Here you Tony I snapped a pic for Duncan. It's not a true cube but will give you an idea.

Reactions: Thank You! 1


----------



## Tony (Nov 11, 2016)

gman2431 said:


> Here you Tony I snapped a pic for Duncan. It's not a true cube but will give you an idea.
> 
> View attachment 116791



I'm not understanding how you turn a tenon on it, that's where I was getting lost.


----------



## manbuckwal (Nov 11, 2016)

Cody that thing is cool regardless if it's not "perfect". As stated, most ppl won't know and I actually think it gives it character . This is something I've been wanting to do myself .......

Reactions: Thank You! 1


----------



## duncsuss (Nov 11, 2016)

Tony said:


> I'm not understanding how you turn a tenon on it, that's where I was getting lost.
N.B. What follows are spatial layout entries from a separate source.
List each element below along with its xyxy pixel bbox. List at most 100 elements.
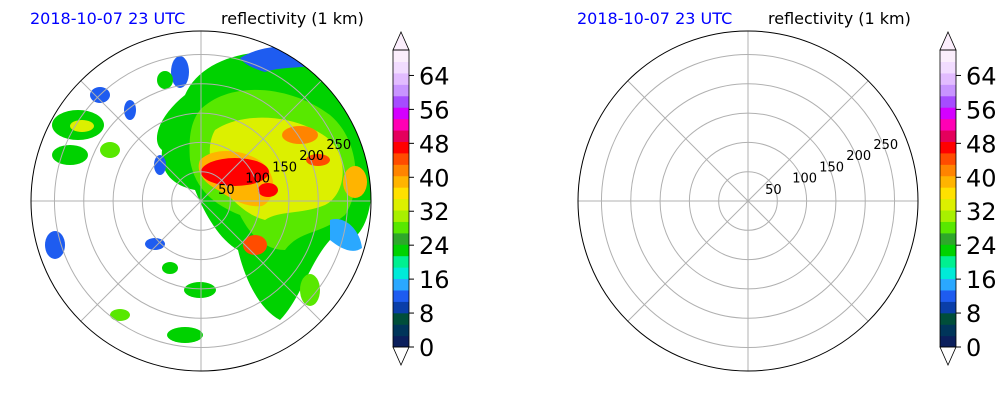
colorbar-band — [393, 152, 409, 165]
colorbar-band — [393, 107, 409, 120]
range-label-250: 250 — [326, 138, 351, 153]
plot-frame-left — [30, 30, 372, 372]
range-label-150: 150 — [272, 160, 297, 175]
echo-region-edge-2 — [330, 219, 362, 251]
colorbar-band — [393, 198, 409, 211]
time-label-left: 2018-10-07 23 UTC — [30, 9, 185, 28]
colorbar-band — [940, 141, 956, 154]
echo-cell — [154, 155, 166, 175]
colorbar-tick: 0 — [966, 334, 981, 362]
colorbar-band — [940, 301, 956, 314]
range-ring-labels-right: 50 100 150 200 250 — [765, 138, 898, 198]
colorbar-extend-max — [392, 31, 410, 51]
colorbar-band — [393, 95, 409, 108]
time-label-right: 2018-10-07 23 UTC — [577, 9, 732, 28]
range-ring-labels-left: 50 100 150 200 250 — [218, 138, 351, 198]
colorbar-tick: 24 — [966, 232, 997, 260]
colorbar-tick: 64 — [419, 63, 450, 91]
colorbar-band — [940, 324, 956, 337]
colorbar-band — [940, 84, 956, 97]
range-ring — [171, 171, 231, 231]
colorbar-band — [393, 84, 409, 97]
colorbar-band — [940, 335, 956, 348]
radar-panel-right: 2018-10-07 23 UTC reflectivity (1 km) 50… — [577, 9, 997, 372]
echo-cell — [110, 309, 130, 321]
colorbar-band — [393, 118, 409, 131]
colorbar-band — [940, 164, 956, 177]
radar-panel-left: 2018-10-07 23 UTC reflectivity (1 km) — [30, 9, 450, 372]
colorbar-band — [940, 175, 956, 188]
colorbar-band — [940, 278, 956, 291]
colorbar-tick: 40 — [966, 164, 997, 192]
colorbar-tick: 32 — [966, 198, 997, 226]
colorbar-band — [940, 198, 956, 211]
range-ring — [83, 83, 319, 319]
colorbar-tick: 16 — [966, 266, 997, 294]
radial-gridline — [80, 80, 202, 202]
echo-core-6 — [282, 126, 318, 144]
colorbar-band — [940, 61, 956, 74]
colorbar-right: 0 8 16 24 32 40 48 56 64 — [939, 31, 997, 366]
colorbar-band — [940, 255, 956, 268]
range-ring — [112, 112, 290, 290]
echo-cell — [254, 261, 270, 289]
colorbar-left: 0 8 16 24 32 40 48 56 64 — [392, 31, 450, 366]
colorbar-band — [940, 72, 956, 85]
product-label-right: reflectivity (1 km) — [768, 9, 911, 28]
echo-cell — [100, 142, 120, 158]
radial-gridline — [747, 200, 869, 322]
echo-core-2 — [258, 183, 278, 197]
radial-gridline — [747, 80, 869, 202]
echo-cell — [52, 145, 88, 165]
echo-cell — [184, 282, 216, 298]
colorbar-tick: 0 — [419, 334, 434, 362]
echo-core-5 — [243, 235, 267, 255]
colorbar-tick: 48 — [966, 130, 997, 158]
range-label-250: 250 — [873, 138, 898, 153]
colorbar-band — [393, 244, 409, 257]
echo-cell — [70, 120, 94, 132]
colorbar-band — [393, 267, 409, 280]
colorbar-band — [393, 232, 409, 245]
radial-gridline — [80, 200, 202, 322]
echo-cell — [300, 274, 320, 306]
colorbar-tick: 64 — [966, 63, 997, 91]
colorbar-band — [940, 107, 956, 120]
echo-cell — [157, 71, 173, 89]
colorbar-tick: 32 — [419, 198, 450, 226]
colorbar-band — [940, 209, 956, 222]
range-ring — [718, 171, 778, 231]
range-ring — [141, 141, 261, 261]
range-label-100: 100 — [792, 172, 817, 187]
colorbar-band — [393, 209, 409, 222]
colorbar-band — [393, 141, 409, 154]
echo-cell — [171, 56, 189, 88]
radial-gridline — [200, 200, 322, 322]
echo-cell — [167, 327, 203, 343]
colorbar-band — [393, 255, 409, 268]
colorbar-band — [393, 129, 409, 142]
colorbar-band — [940, 267, 956, 280]
plot-frame-right — [577, 30, 919, 372]
colorbar-band — [940, 244, 956, 257]
colorbar-frame — [939, 49, 957, 348]
reflectivity-echoes — [45, 46, 371, 343]
colorbar-tick: 24 — [419, 232, 450, 260]
colorbar-tick: 56 — [966, 96, 997, 124]
colorbar-tick: 8 — [419, 300, 434, 328]
colorbar-band — [393, 175, 409, 188]
radial-gridline — [200, 80, 322, 202]
colorbar-band — [940, 129, 956, 142]
echo-core-eyewall — [201, 158, 269, 186]
colorbar-band — [940, 118, 956, 131]
colorbar-band — [393, 72, 409, 85]
colorbar-tick: 8 — [966, 300, 981, 328]
range-ring — [53, 53, 349, 349]
colorbar-band — [393, 61, 409, 74]
range-label-100: 100 — [245, 172, 270, 187]
radial-gridline — [627, 200, 749, 322]
range-label-200: 200 — [299, 149, 324, 164]
range-ring — [600, 53, 896, 349]
colorbar-band — [940, 50, 956, 63]
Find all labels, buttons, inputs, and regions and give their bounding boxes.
The same way you'd turn a tenon on any piece of wood -- just turn away the corners till you've made it round.

In this case, it would be about a third of the way between the point in the headstock and the first set of pointy corners before there's enough thickness to get a good solid tenon. To the left of that, there would be round/flat/round/flat/round/flat.

You might be thinking too hard about this, if you've got a piece of junk wood the right size just give it a spin.
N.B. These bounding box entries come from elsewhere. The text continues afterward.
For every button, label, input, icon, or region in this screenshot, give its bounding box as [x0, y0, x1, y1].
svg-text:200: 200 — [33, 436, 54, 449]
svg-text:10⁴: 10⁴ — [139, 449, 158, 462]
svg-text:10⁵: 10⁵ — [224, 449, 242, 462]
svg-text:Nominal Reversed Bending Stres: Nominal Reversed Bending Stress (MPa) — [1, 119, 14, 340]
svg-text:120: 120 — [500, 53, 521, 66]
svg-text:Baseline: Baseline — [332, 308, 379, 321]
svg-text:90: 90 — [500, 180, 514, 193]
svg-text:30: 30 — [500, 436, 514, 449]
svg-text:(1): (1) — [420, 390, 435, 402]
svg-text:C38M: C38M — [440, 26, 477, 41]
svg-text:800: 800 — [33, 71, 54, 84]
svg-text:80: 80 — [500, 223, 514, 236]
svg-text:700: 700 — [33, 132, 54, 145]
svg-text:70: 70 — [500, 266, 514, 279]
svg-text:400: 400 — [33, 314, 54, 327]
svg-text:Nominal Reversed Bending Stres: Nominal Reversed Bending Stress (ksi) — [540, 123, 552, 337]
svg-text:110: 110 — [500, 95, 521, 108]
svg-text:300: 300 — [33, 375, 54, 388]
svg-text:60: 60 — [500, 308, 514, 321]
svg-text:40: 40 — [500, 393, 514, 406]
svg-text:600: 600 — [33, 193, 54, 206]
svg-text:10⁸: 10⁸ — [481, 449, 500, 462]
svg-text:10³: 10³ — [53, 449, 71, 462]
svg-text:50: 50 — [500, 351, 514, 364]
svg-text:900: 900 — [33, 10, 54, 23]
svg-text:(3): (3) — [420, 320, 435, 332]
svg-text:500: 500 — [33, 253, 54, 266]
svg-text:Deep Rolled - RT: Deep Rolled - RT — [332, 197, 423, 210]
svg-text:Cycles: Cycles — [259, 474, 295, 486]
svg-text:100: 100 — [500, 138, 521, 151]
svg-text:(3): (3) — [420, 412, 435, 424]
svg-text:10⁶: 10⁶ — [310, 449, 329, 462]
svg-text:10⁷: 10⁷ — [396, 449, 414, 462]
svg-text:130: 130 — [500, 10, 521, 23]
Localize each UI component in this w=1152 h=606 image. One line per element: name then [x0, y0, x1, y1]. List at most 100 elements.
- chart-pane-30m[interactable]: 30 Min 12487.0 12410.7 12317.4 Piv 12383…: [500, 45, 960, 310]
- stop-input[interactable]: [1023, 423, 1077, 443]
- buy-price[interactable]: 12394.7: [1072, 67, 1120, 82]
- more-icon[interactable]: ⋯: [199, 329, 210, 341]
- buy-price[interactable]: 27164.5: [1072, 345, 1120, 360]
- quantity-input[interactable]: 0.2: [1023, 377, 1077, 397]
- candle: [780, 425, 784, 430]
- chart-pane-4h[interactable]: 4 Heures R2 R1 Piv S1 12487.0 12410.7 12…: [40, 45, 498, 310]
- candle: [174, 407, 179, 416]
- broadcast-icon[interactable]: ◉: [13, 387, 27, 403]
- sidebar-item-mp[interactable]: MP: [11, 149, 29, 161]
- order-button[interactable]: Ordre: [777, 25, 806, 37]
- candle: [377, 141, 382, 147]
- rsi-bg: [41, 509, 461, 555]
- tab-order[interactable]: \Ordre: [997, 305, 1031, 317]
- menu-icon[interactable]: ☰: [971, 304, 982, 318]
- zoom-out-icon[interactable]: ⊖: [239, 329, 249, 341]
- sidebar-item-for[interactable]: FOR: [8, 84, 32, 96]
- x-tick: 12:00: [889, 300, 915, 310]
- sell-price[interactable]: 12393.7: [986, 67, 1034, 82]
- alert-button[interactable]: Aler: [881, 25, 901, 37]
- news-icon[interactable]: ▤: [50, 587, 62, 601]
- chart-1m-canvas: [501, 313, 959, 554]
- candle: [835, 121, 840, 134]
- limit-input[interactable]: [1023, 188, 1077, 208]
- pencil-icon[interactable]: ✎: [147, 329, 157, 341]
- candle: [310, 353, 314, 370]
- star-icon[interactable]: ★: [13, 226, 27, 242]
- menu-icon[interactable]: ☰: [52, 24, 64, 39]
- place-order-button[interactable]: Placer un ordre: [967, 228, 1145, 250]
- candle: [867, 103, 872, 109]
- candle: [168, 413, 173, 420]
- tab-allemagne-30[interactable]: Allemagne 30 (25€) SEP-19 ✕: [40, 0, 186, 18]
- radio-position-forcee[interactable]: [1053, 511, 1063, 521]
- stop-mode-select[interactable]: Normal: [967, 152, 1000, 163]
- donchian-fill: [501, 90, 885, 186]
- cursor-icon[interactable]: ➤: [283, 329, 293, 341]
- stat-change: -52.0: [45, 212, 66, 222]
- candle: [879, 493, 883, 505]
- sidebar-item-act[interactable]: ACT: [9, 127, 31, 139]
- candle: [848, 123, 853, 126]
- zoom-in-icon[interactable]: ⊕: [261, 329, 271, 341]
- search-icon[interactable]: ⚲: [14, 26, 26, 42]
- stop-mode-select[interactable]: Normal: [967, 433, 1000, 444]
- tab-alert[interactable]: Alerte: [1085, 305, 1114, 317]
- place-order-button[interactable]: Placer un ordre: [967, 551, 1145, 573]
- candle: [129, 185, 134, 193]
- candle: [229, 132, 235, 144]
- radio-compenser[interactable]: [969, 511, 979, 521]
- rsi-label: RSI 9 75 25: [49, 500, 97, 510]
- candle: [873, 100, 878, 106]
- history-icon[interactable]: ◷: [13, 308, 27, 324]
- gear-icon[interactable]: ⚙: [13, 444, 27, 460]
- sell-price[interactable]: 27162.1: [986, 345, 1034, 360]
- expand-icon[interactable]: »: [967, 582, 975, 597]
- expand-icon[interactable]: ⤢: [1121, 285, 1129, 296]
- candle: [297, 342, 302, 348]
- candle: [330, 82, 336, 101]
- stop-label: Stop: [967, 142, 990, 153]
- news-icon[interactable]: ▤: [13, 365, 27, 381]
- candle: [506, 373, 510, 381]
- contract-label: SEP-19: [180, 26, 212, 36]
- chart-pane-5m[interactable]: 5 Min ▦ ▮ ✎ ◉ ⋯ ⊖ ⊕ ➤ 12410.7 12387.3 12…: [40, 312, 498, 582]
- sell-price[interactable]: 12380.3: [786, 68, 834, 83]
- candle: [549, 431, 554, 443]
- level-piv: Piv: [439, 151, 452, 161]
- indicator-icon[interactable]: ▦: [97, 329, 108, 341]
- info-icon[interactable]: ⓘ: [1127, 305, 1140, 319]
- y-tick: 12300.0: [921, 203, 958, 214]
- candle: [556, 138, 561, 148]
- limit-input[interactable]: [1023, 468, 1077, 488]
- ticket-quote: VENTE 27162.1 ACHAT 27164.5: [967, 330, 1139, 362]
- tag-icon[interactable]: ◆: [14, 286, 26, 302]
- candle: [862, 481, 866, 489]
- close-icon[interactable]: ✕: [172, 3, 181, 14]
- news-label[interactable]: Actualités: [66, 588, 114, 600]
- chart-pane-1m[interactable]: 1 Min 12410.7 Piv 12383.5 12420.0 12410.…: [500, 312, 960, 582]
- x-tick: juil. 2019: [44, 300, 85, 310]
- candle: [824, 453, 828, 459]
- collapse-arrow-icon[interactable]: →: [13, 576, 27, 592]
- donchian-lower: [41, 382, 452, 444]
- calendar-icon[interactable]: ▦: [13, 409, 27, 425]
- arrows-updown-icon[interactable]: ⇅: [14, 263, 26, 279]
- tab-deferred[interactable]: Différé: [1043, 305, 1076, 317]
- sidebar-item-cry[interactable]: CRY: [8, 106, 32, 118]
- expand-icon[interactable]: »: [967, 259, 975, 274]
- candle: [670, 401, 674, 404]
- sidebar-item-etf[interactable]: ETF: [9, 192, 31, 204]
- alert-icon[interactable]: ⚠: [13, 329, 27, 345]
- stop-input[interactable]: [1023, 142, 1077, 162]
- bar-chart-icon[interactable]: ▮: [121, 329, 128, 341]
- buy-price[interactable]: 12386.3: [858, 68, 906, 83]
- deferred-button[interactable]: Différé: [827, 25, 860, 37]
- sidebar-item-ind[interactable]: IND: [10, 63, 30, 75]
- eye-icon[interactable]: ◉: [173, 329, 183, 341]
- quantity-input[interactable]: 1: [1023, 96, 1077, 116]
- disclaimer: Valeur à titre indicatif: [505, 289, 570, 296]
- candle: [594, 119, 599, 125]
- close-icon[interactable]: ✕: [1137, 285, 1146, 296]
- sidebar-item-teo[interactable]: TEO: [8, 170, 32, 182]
Reactions: Thank You! 1 | Agree 1


----------



## kweinert (Nov 11, 2016)

Tony said:


> I'm not understanding how you turn a tenon on it, that's where I was getting lost.



Well, I usually start on the drive side and just start pushing in with a square carbide cutter. You'll have to start a lot closer to the middle than you think, but start towards the headstock and work your way to the middle.

I don't know how others do it, but once you have the tenon turned so it will fit your chuck you'll have a long tail on it. I usually take it over to the 12" disk sander and sand off the extra. You can, of course, reduce the size of the stock to the left of the tenon before you take if off the lathe - but I definitely don't part it off. You could use a saw and cut the tenon tail off as well.

Reactions: Like 1 | Thank You! 1 | Agree 1


----------



## gman2431 (Nov 11, 2016)

I started at the tailstock and made a tenon to reverse it into some jaws. Then a jam chuck to turn it mostly off after it was hollowed out.

Reactions: Thank You! 1


----------



## DKMD (Nov 11, 2016)

Too cool! I love turning stuff like this where there's a little excitement/fear involved.

Reactions: Thank You! 1


----------